The Kentucky board lists Haj-Hamed as co-owning an Urgent Care Center in Oakley and operating a Riverside Medical Care Clinic in Fairfield.

Mejia and Haj-Hamed were inappropriately prescribing controlled substances, including OxyContin, at practices in Bellevue, Falmouth and Cold Spring co-owned by Haj-Hamed, according to the Kentucky board's 10-page complaint against them.

The abuse was so bad, the Kentucky board alleges, pharmacists from one of the nation's largest drug store chains and from a local neighborhood apothecary began refusing to fill prescriptions written by the doctors' practices in Kentucky.

"It does not appear that the legitimate practice of medicine is occurring in the practice of Dr.

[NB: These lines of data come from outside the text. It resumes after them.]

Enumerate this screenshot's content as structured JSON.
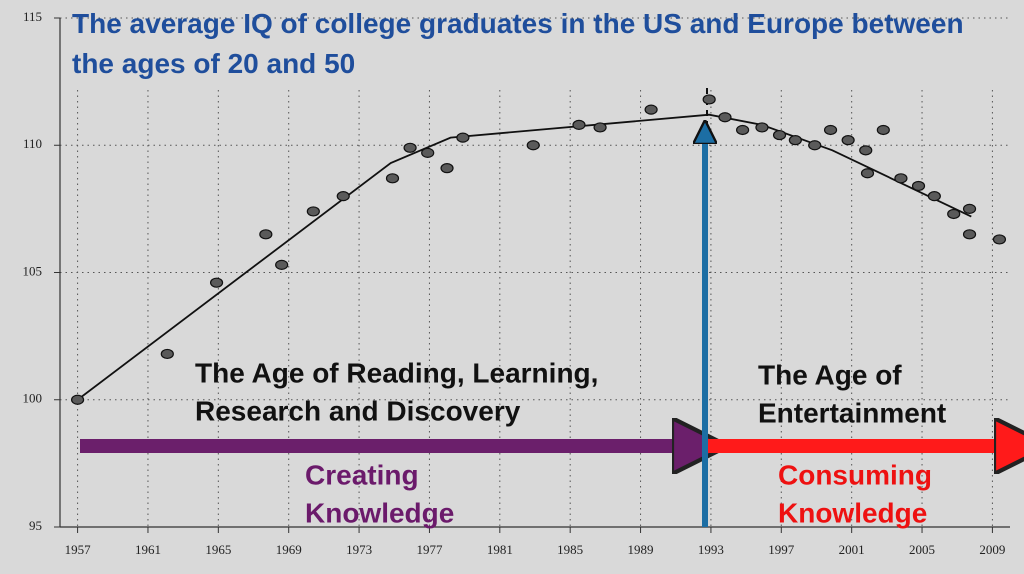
{
  "chart_data": {
    "type": "scatter",
    "title": "The average IQ of college graduates in the US and Europe between the ages of 20 and 50",
    "xlim": [
      1956,
      2010
    ],
    "ylim": [
      95,
      115
    ],
    "xticks": [
      1957,
      1961,
      1965,
      1969,
      1973,
      1977,
      1981,
      1985,
      1989,
      1993,
      1997,
      2001,
      2005,
      2009
    ],
    "yticks": [
      95,
      100,
      105,
      110,
      115
    ],
    "grid": true,
    "color": "#5a5a5a",
    "x": [
      1957,
      1962.1,
      1964.9,
      1967.7,
      1968.6,
      1970.4,
      1972.1,
      1974.9,
      1975.9,
      1976.9,
      1978,
      1978.9,
      1982.9,
      1985.5,
      1986.7,
      1989.6,
      1992.9,
      1993.8,
      1994.8,
      1995.9,
      1996.9,
      1997.8,
      1998.9,
      1999.8,
      2000.8,
      2001.8,
      2001.9,
      2002.8,
      2003.8,
      2004.8,
      2005.7,
      2006.8,
      2007.7,
      2007.7,
      2009.4
    ],
    "values": [
      100.0,
      101.8,
      104.6,
      106.5,
      105.3,
      107.4,
      108.0,
      108.7,
      109.9,
      109.7,
      109.1,
      110.3,
      110.0,
      110.8,
      110.7,
      111.4,
      111.8,
      111.1,
      110.6,
      110.7,
      110.4,
      110.2,
      110.0,
      110.6,
      110.2,
      109.8,
      108.9,
      110.6,
      108.7,
      108.4,
      108.0,
      107.3,
      107.5,
      106.5,
      106.3
    ],
    "trend_line": {
      "color": "#111111",
      "x": [
        1957,
        1974.8,
        1978.2,
        1992.9,
        1995.9,
        1999.9,
        2007.8
      ],
      "values": [
        100.0,
        109.3,
        110.3,
        111.2,
        110.8,
        109.8,
        107.2
      ]
    },
    "annotations": [
      {
        "lines": [
          "The Age of Reading, Learning,",
          "Research and Discovery"
        ],
        "color": "#111111"
      },
      {
        "lines": [
          "The Age of",
          "Entertainment"
        ],
        "color": "#111111"
      },
      {
        "lines": [
          "Creating",
          "Knowledge"
        ],
        "color": "#6b1a6b"
      },
      {
        "lines": [
          "Consuming",
          "Knowledge"
        ],
        "color": "#ee1111"
      }
    ]
  }
}
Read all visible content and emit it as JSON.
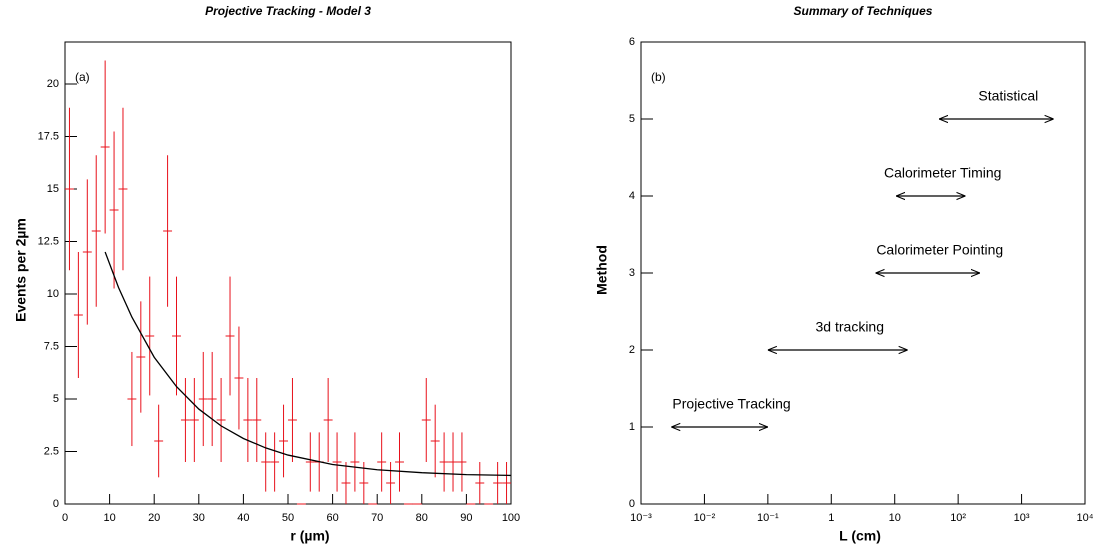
{
  "chart_data": [
    {
      "type": "errorbar",
      "title": "Projective Tracking - Model 3",
      "x_label": "r (µm)",
      "y_label": "Events per 2µm",
      "annotation": "(a)",
      "x": [
        1,
        3,
        5,
        7,
        9,
        11,
        13,
        15,
        17,
        19,
        21,
        23,
        25,
        27,
        29,
        31,
        33,
        35,
        37,
        39,
        41,
        43,
        45,
        47,
        49,
        51,
        53,
        55,
        57,
        59,
        61,
        63,
        65,
        67,
        69,
        71,
        73,
        75,
        77,
        79,
        81,
        83,
        85,
        87,
        89,
        91,
        93,
        95,
        97,
        99
      ],
      "values": [
        15,
        9,
        12,
        13,
        17,
        14,
        15,
        5,
        7,
        8,
        3,
        13,
        8,
        4,
        4,
        5,
        5,
        4,
        8,
        6,
        4,
        4,
        2,
        2,
        3,
        4,
        0,
        2,
        2,
        4,
        2,
        1,
        2,
        1,
        0,
        2,
        1,
        2,
        0,
        0,
        4,
        3,
        2,
        2,
        2,
        0,
        1,
        0,
        1,
        1
      ],
      "errors": [
        3.87,
        3,
        3.46,
        3.61,
        4.12,
        3.74,
        3.87,
        2.24,
        2.65,
        2.83,
        1.73,
        3.61,
        2.83,
        2,
        2,
        2.24,
        2.24,
        2,
        2.83,
        2.45,
        2,
        2,
        1.41,
        1.41,
        1.73,
        2,
        0,
        1.41,
        1.41,
        2,
        1.41,
        1,
        1.41,
        1,
        0,
        1.41,
        1,
        1.41,
        0,
        0,
        2,
        1.73,
        1.41,
        1.41,
        1.41,
        0,
        1,
        0,
        1,
        1
      ],
      "xerr": 1,
      "color": "#e8101a",
      "fit": {
        "x": [
          9,
          12,
          15,
          20,
          25,
          30,
          35,
          40,
          45,
          50,
          60,
          70,
          80,
          90,
          100
        ],
        "values": [
          12.0,
          10.31,
          8.9,
          6.99,
          5.59,
          4.52,
          3.72,
          3.12,
          2.67,
          2.33,
          1.88,
          1.63,
          1.49,
          1.4,
          1.36
        ],
        "color": "#000000"
      },
      "xlim": [
        0,
        100
      ],
      "xticks": [
        0,
        10,
        20,
        30,
        40,
        50,
        60,
        70,
        80,
        90,
        100
      ],
      "ylim": [
        0,
        22
      ],
      "yticks": [
        0,
        2.5,
        5,
        7.5,
        10,
        12.5,
        15,
        17.5,
        20
      ]
    },
    {
      "type": "range",
      "title": "Summary of Techniques",
      "x_label": "L (cm)",
      "y_label": "Method",
      "annotation": "(b)",
      "xlog": true,
      "color": "#000000",
      "series": [
        {
          "name": "Projective Tracking",
          "y": 1,
          "low": 0.003,
          "high": 0.1
        },
        {
          "name": "3d tracking",
          "y": 2,
          "low": 0.1,
          "high": 16
        },
        {
          "name": "Calorimeter Pointing",
          "y": 3,
          "low": 5,
          "high": 220
        },
        {
          "name": "Calorimeter Timing",
          "y": 4,
          "low": 10.5,
          "high": 130
        },
        {
          "name": "Statistical",
          "y": 5,
          "low": 50,
          "high": 3200
        }
      ],
      "xlim": [
        0.001,
        10000
      ],
      "xticks": [
        {
          "value": 0.001,
          "label": "10⁻³"
        },
        {
          "value": 0.01,
          "label": "10⁻²"
        },
        {
          "value": 0.1,
          "label": "10⁻¹"
        },
        1,
        10,
        {
          "value": 100,
          "label": "10²"
        },
        {
          "value": 1000,
          "label": "10³"
        },
        {
          "value": 10000,
          "label": "10⁴"
        }
      ],
      "ylim": [
        0,
        6
      ],
      "yticks": [
        0,
        1,
        2,
        3,
        4,
        5,
        6
      ]
    }
  ]
}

Haj-Hamed and Dr. Mejia," one Kentucky board investigator wrote in the complaint. "It would appear that Dr. Mejia is slightly better with documentation and ordering diagnostic tests but neither really follow up once they have been requested. I do not believe that controlled substances were prescribed for legitimate medical purposes."

Haj-Hamed is appealing the suspension. A hearing is scheduled at 9 a.m. March 14 at the board's headquarters in Louisville.